Given their everyday presence in our lives, many of you will already use the products of US technology giants such as Facebook*, Google* and Amazon*. You may, however, be less familiar with China’s technology giants such as Alibaba* and Tencent*, whose company share prices have, until this year, risen so much that they have made their founders billionaires. But since the start of the year, the values of these companies have fallen quite dramatically.
The reason? Increasing regulatory intervention from China’s policymakers, which has not only affected China’s technology companies, but has also been extended to its education sector and other areas such as gaming and food delivery.
The crackdown has taken several forms. For example, DiDi’s* main app, China’s equivalent of Uber*, was pulled from app stores in early July, while games developer, Tencent*, was accused of exacerbating the harmful effects of gaming on children. What appears to be happening here is a real change in the way the Chinese authorities are thinking, rather than a series of one-off events.
We agree with other commentators that the outlook for the sector may have materially declined as a result of this, given the lack of transparency and likely lower future profitability of these companies but we don’t think it’s in China’s interests to destroy its tech champions.
Rather, we believe the most likely scenario is that these moves are about ensuring firms are better aligned with China’s social and political goals.

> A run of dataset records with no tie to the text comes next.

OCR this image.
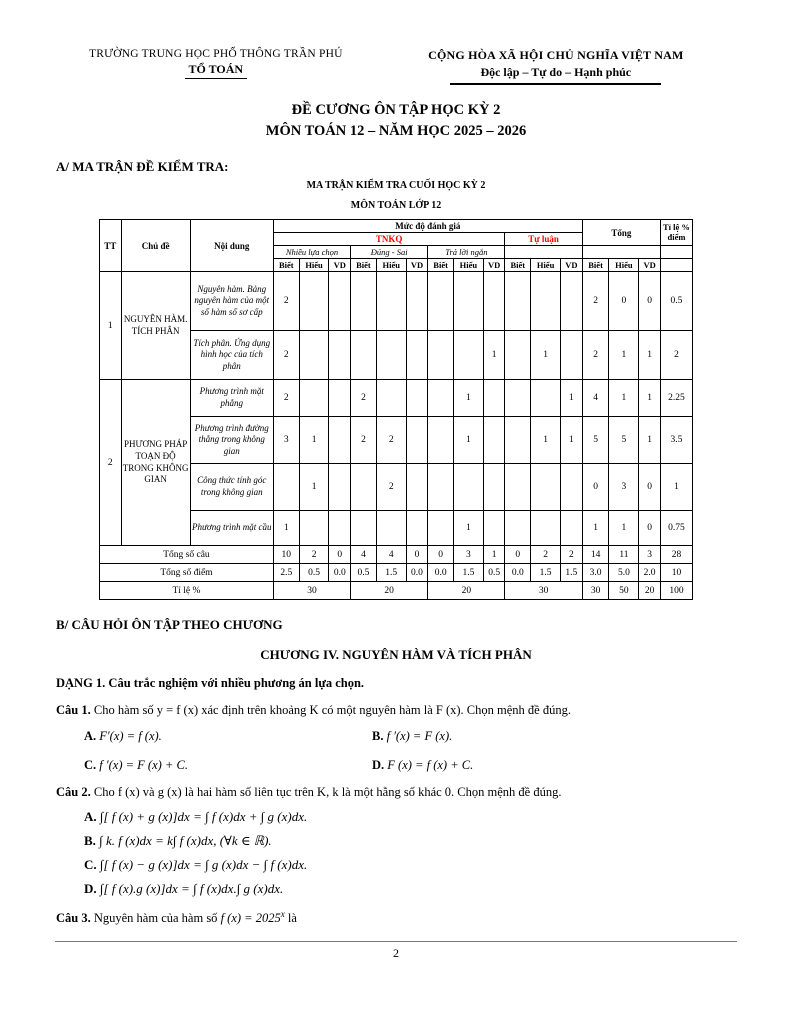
TRƯỜNG TRUNG HỌC PHỔ THÔNG TRẦN PHÚ
TỔ TOÁN
CỘNG HÒA XÃ HỘI CHỦ NGHĨA VIỆT NAM
Độc lập – Tự do – Hạnh phúc
ĐỀ CƯƠNG ÔN TẬP HỌC KỲ 2
MÔN TOÁN 12 – NĂM HỌC 2025 – 2026
A/ MA TRẬN ĐỀ KIỂM TRA:
MA TRẬN KIỂM TRA CUỐI HỌC KỲ 2
MÔN TOÁN LỚP 12
TT	Chủ đề	Nội dung	Mức độ đánh giá												Tổng			Tỉ lệ % điểm
			TNKQ									Tự luận						
			Nhiều lựa chọn			Đúng - Sai			Trả lời ngắn									
			Biết	Hiểu	VD	Biết	Hiểu	VD	Biết	Hiểu	VD	Biết	Hiểu	VD	Biết	Hiểu	VD	
1	NGUYÊN HÀM. TÍCH PHÂN	Nguyên hàm. Bảng nguyên hàm của một số hàm số sơ cấp	2												2	0	0	0.5
		Tích phân. Ứng dụng hình học của tích phân	2								1		1		2	1	1	2
2	PHƯƠNG PHÁP TOẠN ĐỘ TRONG KHÔNG GIAN	Phương trình mặt phẳng	2			2				1				1	4	1	1	2.25
		Phương trình đường thẳng trong không gian	3	1		2	2			1			1	1	5	5	1	3.5
		Công thức tính góc trong không gian		1			2								0	3	0	1
		Phương trình mặt cầu	1							1					1	1	0	0.75
Tổng số câu			10	2	0	4	4	0	0	3	1	0	2	2	14	11	3	28
Tổng số điểm			2.5	0.5	0.0	0.5	1.5	0.0	0.0	1.5	0.5	0.0	1.5	1.5	3.0	5.0	2.0	10
Tỉ lệ %			30			20			20			30			30	50	20	100
B/ CÂU HỎI ÔN TẬP THEO CHƯƠNG
CHƯƠNG IV. NGUYÊN HÀM VÀ TÍCH PHÂN
DẠNG 1. Câu trắc nghiệm với nhiều phương án lựa chọn.
Câu 1. Cho hàm số y = f (x) xác định trên khoảng K có một nguyên hàm là F (x). Chọn mệnh đề đúng.
A. F′(x) = f (x).	B. f ′(x) = F (x).
C. f ′(x) = F (x) + C.	D. F (x) = f (x) + C.
Câu 2. Cho f (x) và g (x) là hai hàm số liên tục trên K, k là một hằng số khác 0. Chọn mệnh đề đúng.
A. ∫[ f (x) + g (x)]dx = ∫ f (x)dx + ∫ g (x)dx.
B. ∫ k. f (x)dx = k∫ f (x)dx, (∀k ∈ ℝ).
C. ∫[ f (x) − g (x)]dx = ∫ g (x)dx − ∫ f (x)dx.
D. ∫[ f (x).g (x)]dx = ∫ f (x)dx.∫ g (x)dx.
Câu 3. Nguyên hàm của hàm số f $(x) = 2025^x$ là
2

These include promoting social welfare of school children (e.g. reducing the hours of private tuition in addition to mainstream education), as well as banning gaming for minors and protecting sensitive data from foreign ownership.
Caution still prevails
So, from an investors point of view, we must ask, given the share price falls, at what point could these stocks become interesting to investors? Investor sentiment towards China’s tech sector seems rock bottom. There are even signs that bad news isn’t moving share prices much. Last week, for example, China issued a five-year blueprint for regulation of tech and other sectors and China’s stock market was barely affected. This may suggest that much of the bad news has already been discounted.
Furthermore, companies aren’t waiting idly by for the regulator to introduce more draconian measures. In fact, we are seeing some companies adjust their own behaviours to get ahead of the regulator. For example, Tencent* introduced new limits on children’s time on video games, hours after the state media described online games as ‘spiritual opium’. Weibo* also removed an online list which ranked celebrities after state media were critical of celebrity culture. This self-correction is consistent with the Communist party’s encouragement of ‘self-criticism’.
That said, we still favour some caution at this juncture. The lack of regulatory and political transparency remains, while we have no clear idea of what impact these moves will have on the profitability of these companies for the next few years. Anything – from a temporary regulation blitz to sending a strong message, to turning large parts of the private sector into state-owned enterprises – is possible, in our view.